On the second half of
life: celebrating plans B-Z
Audio file:
I’m writing this on my 53rd birthday and while I’m not assuming I’ll make it to 106 I’d like to reflect a little on the second half of life. I’m not sure if Richard Rohr came up with this phrase, but he has certainly popularised it and has made the point that it can start for some folk in their late twenties and for others much, much later, if at all. Without unpacking what this means for him I thought I’d take this chance to think a wee bit about what the view from here looks like for me.
A brief vignette of this precise time on Thursday morning gives a few of the themes of the second half of my life. I’ve celebrated our mid-week Eucharist with a group of church friends, sharing my birthday cake with them afterwards. I spent time printing a number of articles in the church office on current research on leadership and somewhere in the darkened church I dropped the sole remaining piece of chocolate cake. After writing the first draft of this blog, I wait the visit of a new friend whose wife just died of cancer at 50. On this 4th July:
I have a growing appreciation of more intimate moments of worship and of taking part in the deep rhythms of church life. What Peterson calls ‘spiritual junk food’(Isaiah 55)doesn’t satisfy and God is both more real and more elusive than he’s ever been. Jesus continues to intrigue and inspire me and seriously unsettle me sometimes.
I have new friends who are much older than me and I love the diversity they bring into my life. My friends are no longer just those who are my age or share my interests and viewpoints. Family grows in richness and numbers in the second half of life and I find my heart beats to the different beats of my loved ones.
I am more and more aware of what I know that I don’t know and find in myself an endless curiosity about the sheer vastness of the natural world and of human knowledge and experience. Hence the continual reading of articles, books, hanging out with new conversation partners, investing in the big questions even though I’ll never get satisfactory answers.

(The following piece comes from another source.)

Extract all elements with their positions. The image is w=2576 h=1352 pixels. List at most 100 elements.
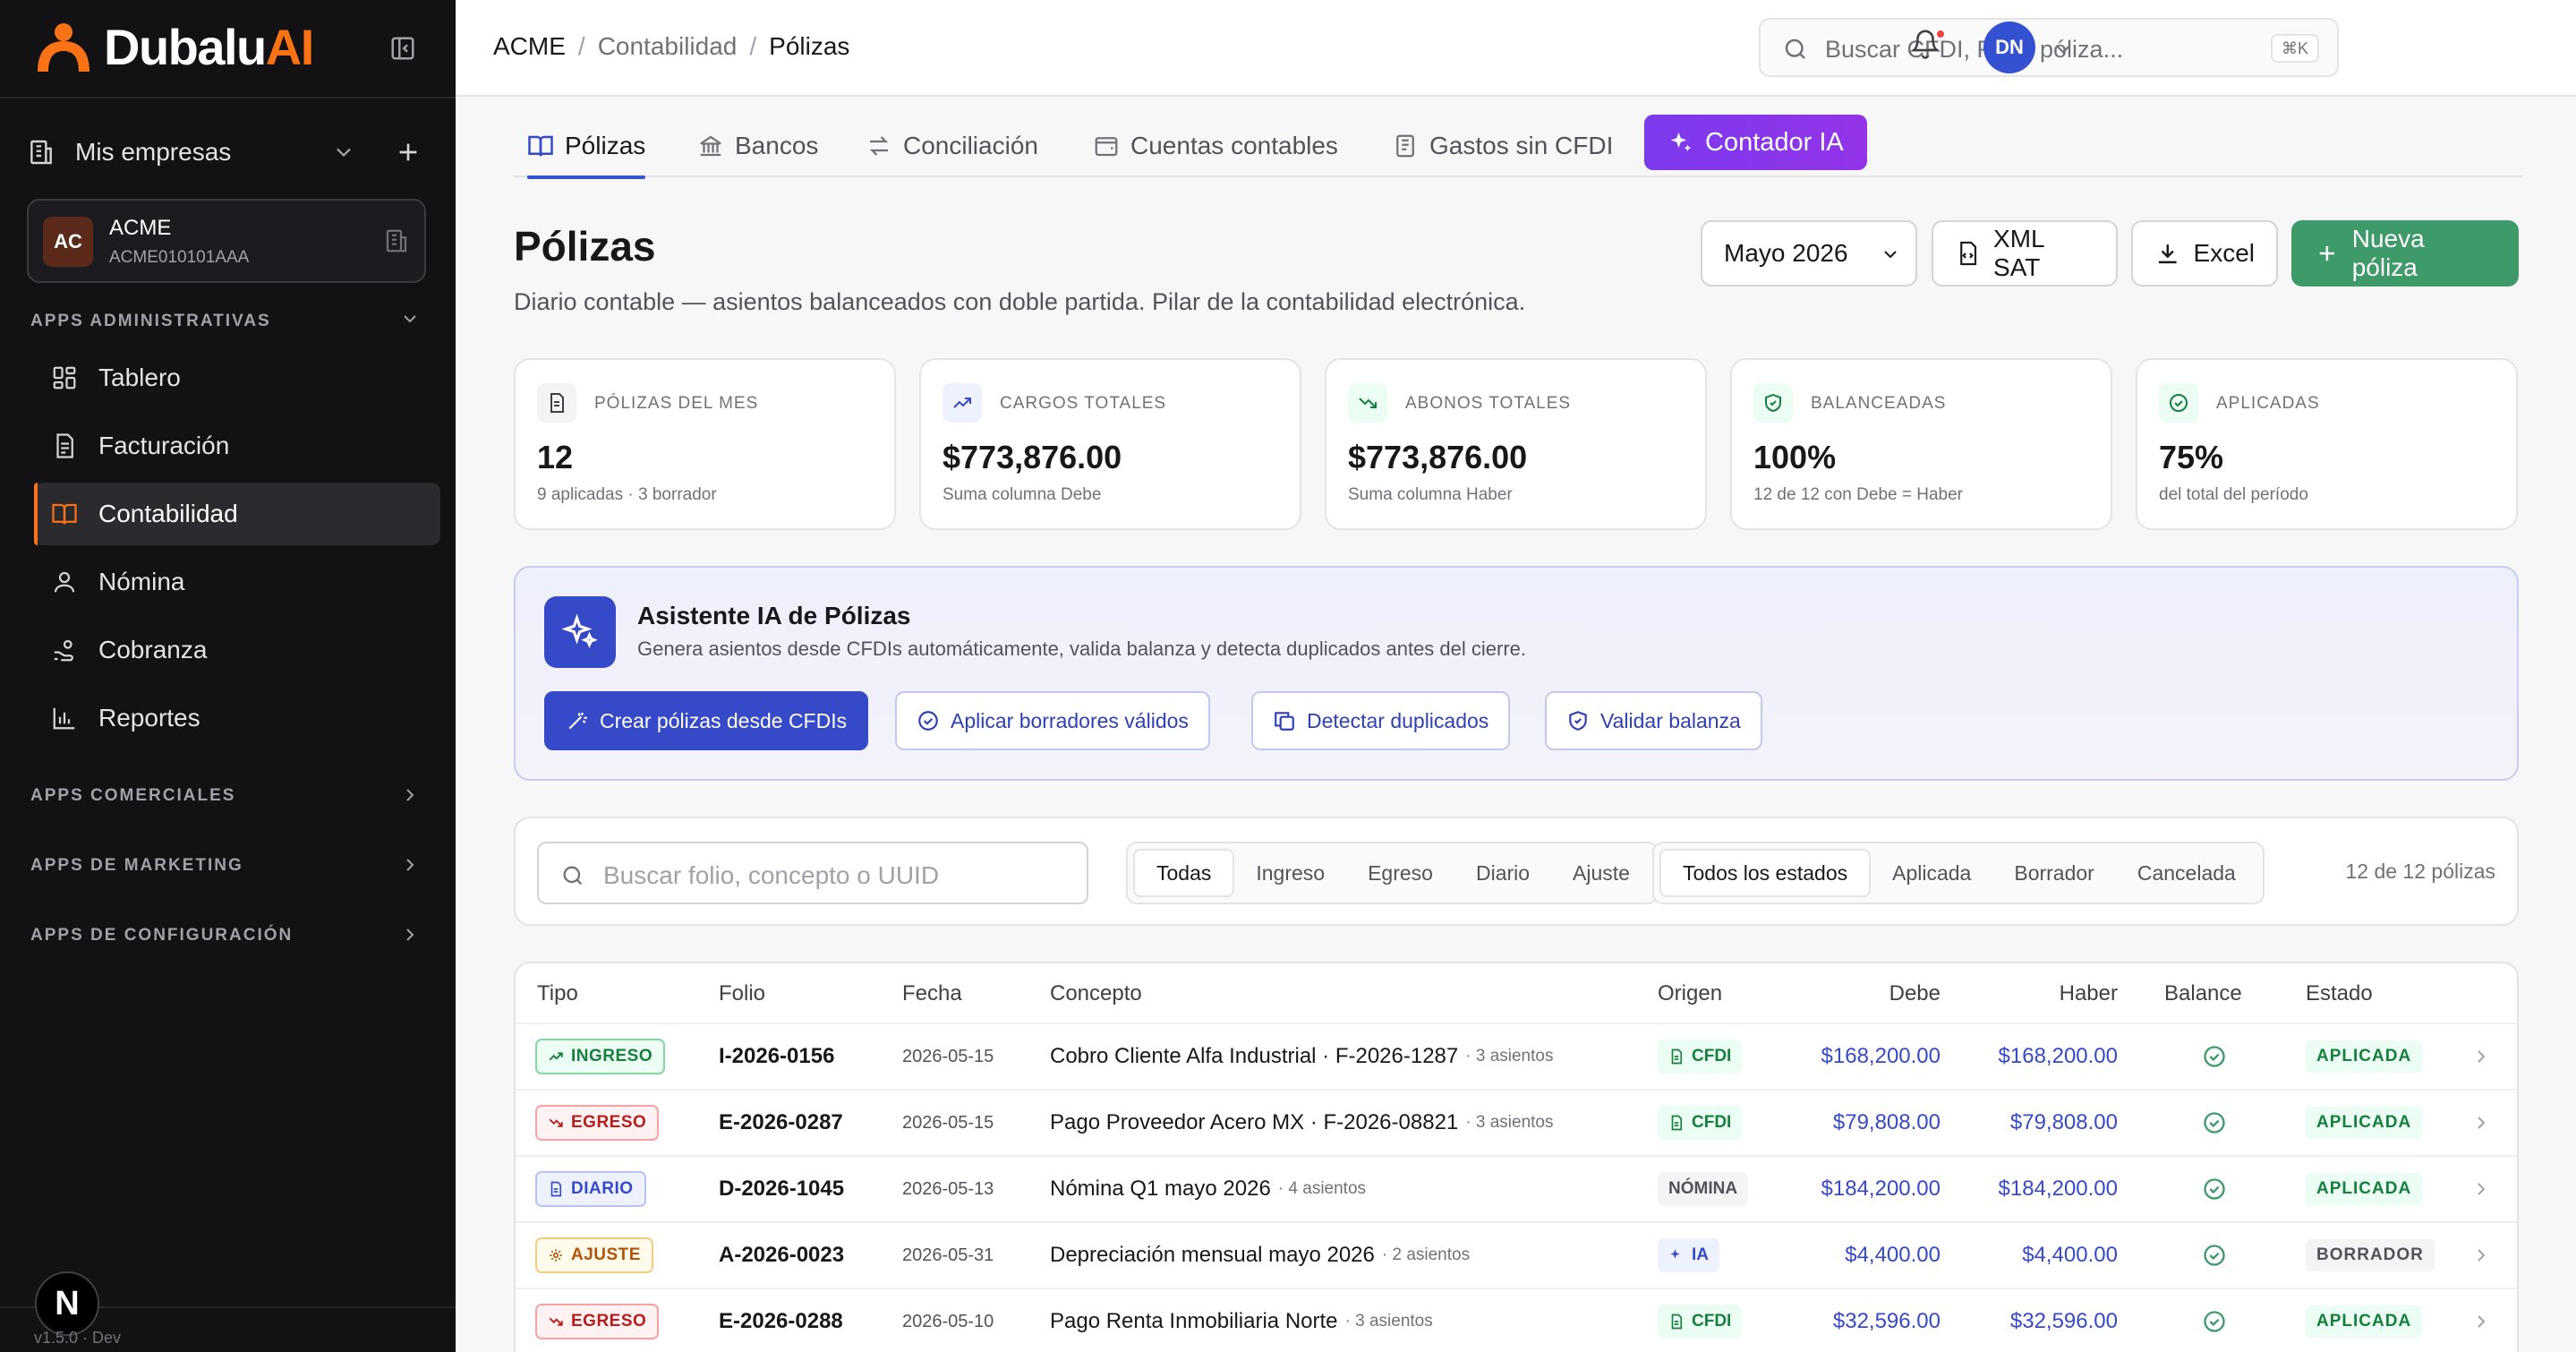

This is because I no longer need the promise of arrival to set out on a journey, the hope of a reward for the shedding of blood,sweat and tears, the guarantee of success to put my shoulder to some endeavour. Plans B-Z are full of the rich surprises that plan A never is and part of that is the realisation that so much of what life brings us is in the taking part, not in particular outcomes. One of the gifts of the second half of life is a caution about our own Plan A’s for any given situation. These are predicated on our very limited view of this vast and great cosmos, so let’s hold to them loosely.
And of course I drop pieces of cake in the dark as my mental retention of anything remotely practical is similar to that of a hamster. Carrying an armload of papers with a piece of cake balanced on top only works if you remember the cake, but of course my brain is already starting on this blog on my way over from church and the cake slips onto the floor in church where it is still lying. The stickiness of mundane matters seems to have gone and the image of the absent minded old vicar starts to resonate more and more.
And finally, in the second half of life we get used to living with sadness, sometimes our own but often of others. Sadness no longer seems the interloper that shouldn’t be there. We help our parents plan for their funeral, we discover the gift of silent companionship in the face of tragic loss. We learn to live through profound disappointments into the new dawn of a life we hadn’t planned which has within it the seeds of a rich harvest of that which we didn’t know we didn’t know.
The second half of life lifts our eyes from our own affairs and perspectives to the sheer majesty and and wonder of this world we live in, even in it’s shadow places, so that we find ourselves once again learning not to be afraid and discovering the child within us that was forgotten in the high noon of our lives. In the words of Julian of Norwich, ‘all shall be well and all manner of things shall be well.’